“派遣社員の労災急増”とする一部マスコミ報道について

◆派遣急増の背景を踏まえて
 5月27日付の一部マスコミ報道で派遣会社を“悪人”とした記事が掲載されました。なぜなら、このニュース報道を見た世間一般の人々に対して、“やはり派遣だから”とか“だから派遣はダメ”等との先入観を与え兼ねないからです。つまり、派遣労働現場の実態は、07年に起きた「偽装請負」に対する厚生労働省指導で「請負⇒派遣」への切替えが進展し、その結果、派遣労働者の急増に伴い、請負会社の労災が派遣会社の労災に変わったに過ぎません。このような影響があった事実を無視し、単に派遣会社を“悪人”に位置付ける報道は、世論の情報操作と言っても過言ではありません。従って、もし当該報道をするのであれば、05年か06年の派遣会社及び請負会社各々の労災発生状況と、現在の派遣会社の労災発生状況とを比較し、実態に即した正しい報道を希望します。
◆派遣労働者を“悪人視”するな
 当該データ※1)を見ると、実際のところ派遣労働者の労働災害による(a)死亡者数及び(b)休業4日以上の死傷者数は、両者共に07年よりも08年の実数は減少しているのです。確かに、その他の産業と異なり、前述の事由を背景として近年の派遣労働者数が急増したのは事実です。しかしながら、死亡者数等の実数が多いのは問題視されますが、全労働者に対して、前掲(a)は2.4%、また(b)は4%という占率はどうなのかとの論議も重要です。
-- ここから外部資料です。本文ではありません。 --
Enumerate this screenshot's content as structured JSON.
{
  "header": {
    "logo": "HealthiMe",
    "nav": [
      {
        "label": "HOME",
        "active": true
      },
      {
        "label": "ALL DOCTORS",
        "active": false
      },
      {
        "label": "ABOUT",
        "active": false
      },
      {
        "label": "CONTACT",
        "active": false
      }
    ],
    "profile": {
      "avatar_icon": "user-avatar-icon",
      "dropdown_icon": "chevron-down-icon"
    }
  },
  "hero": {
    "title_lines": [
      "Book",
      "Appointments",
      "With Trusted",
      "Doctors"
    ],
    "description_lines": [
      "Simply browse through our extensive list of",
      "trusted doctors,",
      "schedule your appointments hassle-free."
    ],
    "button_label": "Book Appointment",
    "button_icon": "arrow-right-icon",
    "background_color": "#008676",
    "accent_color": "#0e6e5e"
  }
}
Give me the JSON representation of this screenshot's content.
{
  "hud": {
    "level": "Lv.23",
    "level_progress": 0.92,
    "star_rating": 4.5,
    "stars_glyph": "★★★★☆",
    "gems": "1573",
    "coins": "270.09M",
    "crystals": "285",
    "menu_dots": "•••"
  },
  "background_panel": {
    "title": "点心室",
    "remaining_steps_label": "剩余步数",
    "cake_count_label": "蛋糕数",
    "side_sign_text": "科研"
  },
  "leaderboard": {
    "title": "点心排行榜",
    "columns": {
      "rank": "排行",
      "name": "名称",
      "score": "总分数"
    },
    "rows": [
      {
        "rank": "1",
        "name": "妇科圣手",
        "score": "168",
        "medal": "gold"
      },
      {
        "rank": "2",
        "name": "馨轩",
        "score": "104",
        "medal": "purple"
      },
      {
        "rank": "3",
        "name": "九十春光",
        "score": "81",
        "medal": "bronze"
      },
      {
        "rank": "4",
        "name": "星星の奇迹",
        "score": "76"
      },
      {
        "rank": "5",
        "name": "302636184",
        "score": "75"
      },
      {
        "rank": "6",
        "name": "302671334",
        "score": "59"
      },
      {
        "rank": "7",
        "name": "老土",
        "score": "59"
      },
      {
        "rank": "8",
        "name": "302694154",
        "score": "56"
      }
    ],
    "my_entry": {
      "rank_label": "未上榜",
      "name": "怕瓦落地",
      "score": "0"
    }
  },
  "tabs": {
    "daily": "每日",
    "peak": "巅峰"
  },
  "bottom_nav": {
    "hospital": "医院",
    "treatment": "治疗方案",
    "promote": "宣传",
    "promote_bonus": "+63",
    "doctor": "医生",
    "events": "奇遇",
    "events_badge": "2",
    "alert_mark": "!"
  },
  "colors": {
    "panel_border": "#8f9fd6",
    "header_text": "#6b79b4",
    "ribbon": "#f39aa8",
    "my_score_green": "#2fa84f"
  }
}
勿論、労災発生は皆無が望ましいのであり、その減少に向けて日常の活動を強化すべきなのは毛頭否定するものではありません。但し、派遣労働者の労働災害の絶対数が多いことを根拠に、派遣会社を標的にして“悪人”と誤解を招くような報道は今後改めるべきと思います。
参考:※1)平成21年5月26日付「平成20年における死亡災害・重大災害発生状況等について」厚生労働省労働基準局公表資料。